Zones Vulnérables et Prévention

Ces dernières années, ces zones d’interface ville-nature se sont multipliées. Or, elles concentrent à la fois le carburant des incendies et le risque en termes de vies humaines et d’infrastructures. Les chercheurs citent par exemple la présence de cyprès, qui vont fonctionner "comme une torche" en cas de départ de feu. La vulnérabilité de ces zones dépend de leur exposition géographique, de la sensibilité de leur composition et de la capacité des populations et des organisations collectives à faire face. Les chercheurs ont notamment étudié des publications américaines et australiennes, deux zones habituées aux incendies extrêmes, pour identifier les causes de vulnérabilité. "Ces travaux montrent que les incendies peuvent être révélateurs voire amplificateurs des inégalités sociales", explique Christine Bouisset.

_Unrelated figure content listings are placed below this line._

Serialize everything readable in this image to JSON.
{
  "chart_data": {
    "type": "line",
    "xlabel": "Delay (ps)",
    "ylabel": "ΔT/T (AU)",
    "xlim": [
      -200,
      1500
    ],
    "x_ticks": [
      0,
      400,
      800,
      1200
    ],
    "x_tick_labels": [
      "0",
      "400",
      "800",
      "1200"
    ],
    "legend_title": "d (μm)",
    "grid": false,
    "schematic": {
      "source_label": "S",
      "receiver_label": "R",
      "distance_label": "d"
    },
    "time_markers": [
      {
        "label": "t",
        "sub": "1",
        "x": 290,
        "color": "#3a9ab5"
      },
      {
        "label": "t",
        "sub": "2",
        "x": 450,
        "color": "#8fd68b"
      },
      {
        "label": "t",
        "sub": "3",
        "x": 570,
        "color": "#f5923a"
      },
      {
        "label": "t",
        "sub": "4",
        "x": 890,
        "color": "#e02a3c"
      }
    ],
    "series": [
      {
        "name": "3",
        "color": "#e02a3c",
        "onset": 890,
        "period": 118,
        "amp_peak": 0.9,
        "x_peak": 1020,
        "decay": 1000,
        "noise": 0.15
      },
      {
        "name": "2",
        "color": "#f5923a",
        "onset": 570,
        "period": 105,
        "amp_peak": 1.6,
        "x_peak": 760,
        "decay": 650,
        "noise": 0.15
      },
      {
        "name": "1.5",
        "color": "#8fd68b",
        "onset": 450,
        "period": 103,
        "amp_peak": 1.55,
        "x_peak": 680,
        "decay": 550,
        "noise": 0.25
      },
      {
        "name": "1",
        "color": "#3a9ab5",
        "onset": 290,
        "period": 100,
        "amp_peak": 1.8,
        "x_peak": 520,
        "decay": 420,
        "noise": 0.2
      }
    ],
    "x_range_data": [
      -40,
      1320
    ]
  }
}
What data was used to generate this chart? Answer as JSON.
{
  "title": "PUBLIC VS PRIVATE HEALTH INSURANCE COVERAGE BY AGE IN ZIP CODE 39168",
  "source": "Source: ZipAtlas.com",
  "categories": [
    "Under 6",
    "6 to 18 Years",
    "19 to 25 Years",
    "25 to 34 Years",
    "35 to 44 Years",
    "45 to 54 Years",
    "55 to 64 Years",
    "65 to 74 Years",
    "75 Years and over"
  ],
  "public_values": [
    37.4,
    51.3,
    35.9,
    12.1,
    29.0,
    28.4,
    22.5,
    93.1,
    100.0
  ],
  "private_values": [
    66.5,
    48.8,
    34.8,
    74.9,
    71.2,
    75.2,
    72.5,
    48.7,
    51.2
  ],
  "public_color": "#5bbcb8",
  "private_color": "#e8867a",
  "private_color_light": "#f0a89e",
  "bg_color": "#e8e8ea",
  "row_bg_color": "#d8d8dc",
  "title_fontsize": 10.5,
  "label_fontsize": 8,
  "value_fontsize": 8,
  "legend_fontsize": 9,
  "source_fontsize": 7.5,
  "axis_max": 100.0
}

Actions Collectives pour la Prévention

Pour faire face, Jean-Baptiste Filippi résume les pistes décrites dans les études : limiter les matériaux inflammables à proximité des maisons, planter des espèces moins "combustibles", débroussailler. "La prévention ne peut se faire sans une participation active et continue de la population", relève la chercheuse. Mais aux États-Unis, les études ont démontré que l’investissement que les résidents sont prêts à consentir pour réduire le risque incendie dépend des considérations financières mais aussi non monétaires. "Les gens vont choisir une zone boisée pour avoir un cadre de vie agréable et débroussailler peut paraitre contradictoire avec cette demande de nature", décrit Christine Bouisset.

Solutions Innovantes

Pour dépasser ces blocages, des solutions existent : aux États-Unis, des démonstrateurs sont ainsi déployés. Il s’agit de maisons témoins, avec un jardin bien entretenu et aménagé pour résister au feu. "Mais la réponse ne peut pas reposer que sur la responsabilité individuelle", précise toutefois Christine Bouisset. Les organisations collectives doivent prendre le relais. Comment ? En travaillant sur la planification urbaine, en construisant avec des matériaux moins inflammables, en prévoyant des voies d’évacuation. Mais aussi en proposant des solutions aux habitants : récupérer leurs déchets issus du débroussaillage, financer des aménagements, proposer des assurances spécifiques, les former à la bonne réaction en cas de départ de feu.

Conclusion : Une Responsabilité Partagée

Jean-Baptiste Filippi insiste aussi sur la cohérence des politiques publiques. En période de fortes chaleurs, comme cette semaine, les appels à végétaliser les villes, mais cette pratique ne doit pas être déployée sans prendre en compte le risque incendie. La prévention des incendies est un enjeu collectif qui nécessite l’engagement de tous pour réduire les risques liés aux incendies en milieu urbain et naturel.